O setubalense Carlos Cardoso era o treinador de O Elvas: «Estamos a fazer figura na taça. Depois de eliminarmos o Belenenses (da 1.ª divisão), empatar agora com o Sporting, e forçá-lo a jogar em Elvas…» E, já perspetivando esse jogo, atirou: «Como diz o alfaiate: 'ao pé do pano é que se talha a obra'!»
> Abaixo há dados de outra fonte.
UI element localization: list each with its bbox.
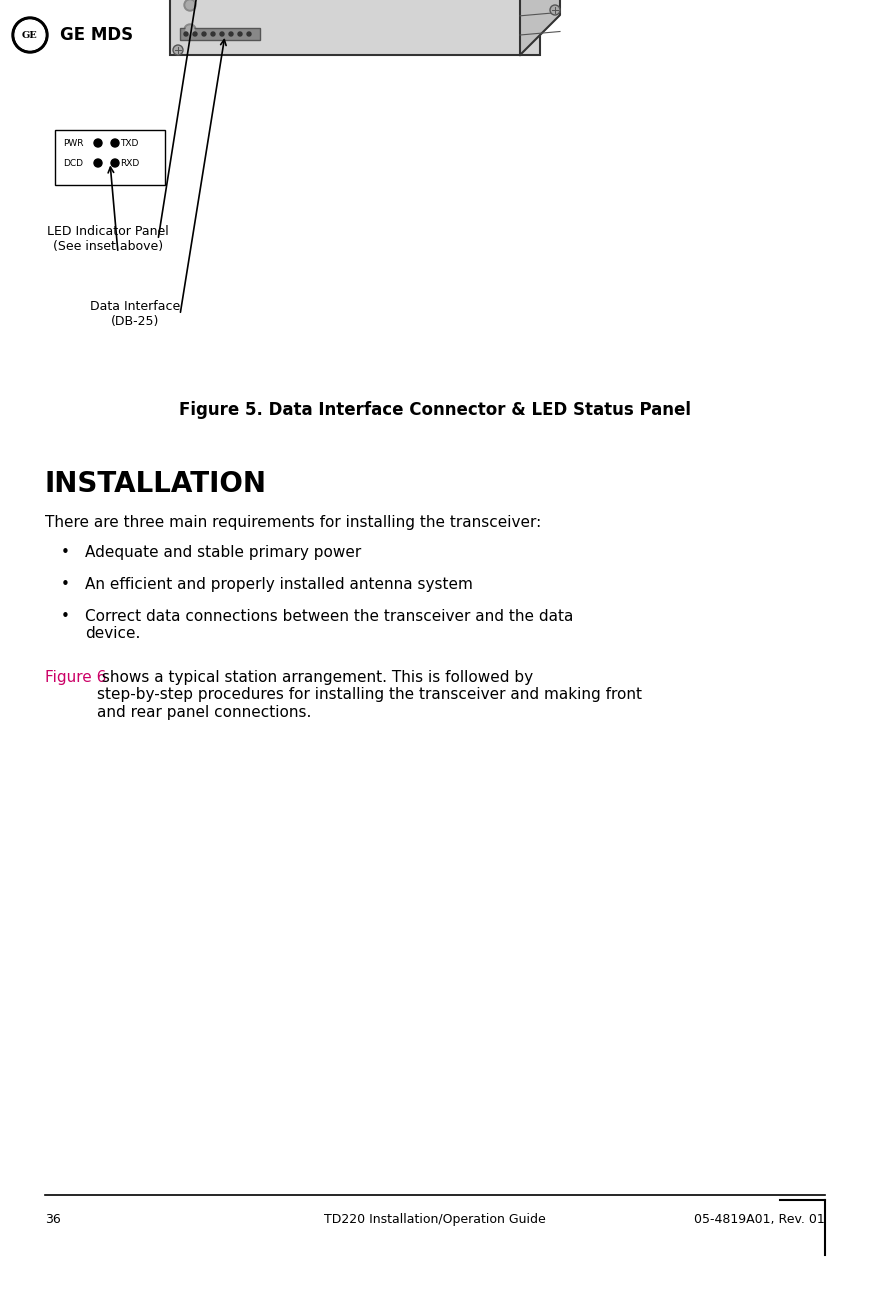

Naquele tempo, quando os jogos (da Taça de Portugal) terminavam empatados (após prolongamento), eram repetidos em casa do adversário. Por isso, o Sporting teve de ir a Elvas disputar a eliminatória. Tratou-se de uma jornada memorável. Apesar de ter sido numa quarta-feira, compareceram mais de 10 mil pessoas, lotação esgotadíssima, com gente a extravasar das bancadas do Estádio Municipal. Além da multidão que, no exterior, arranjou local de observação nas zonas circundantes. O Sporting venceu a eliminatória (2-0, golos de Sousa e Jaime Pacheco) e O Elvas (da 2.ª divisão) arrecadou receita de 3.500 contos.

Vítor Damas homenageado

Naquele dia, Vítor Damas realizou o seu 600,º jogo oficial pelo Sporting. Acabaria por registar 743 (três anos mais tarde, já com 41 anos), no final da carreira. O seu primeiro jogo oficial foi nos Principiantes, 24 anos antes (exatamente a 4/2/1961). Por isso, o presidente João Rocha, com os vices Alexandre Batista e Octávio Barrosa, desceram ao relvado para lhe entregar uma placa alusiva. «Foi uma grande e agradável surpresa. Quero agradecer à Direção do Sporting por esta distinção e por me fazer lembrar, com prazer, a minha já longa passagem por este grande clube», declarou-nos, então, o mítico guarda-redes, que naquela época havia regressado ao Sporting, depois de oito anos por outras andanças.

É pá! Isto foi há 40 anos… Como o tempo passa!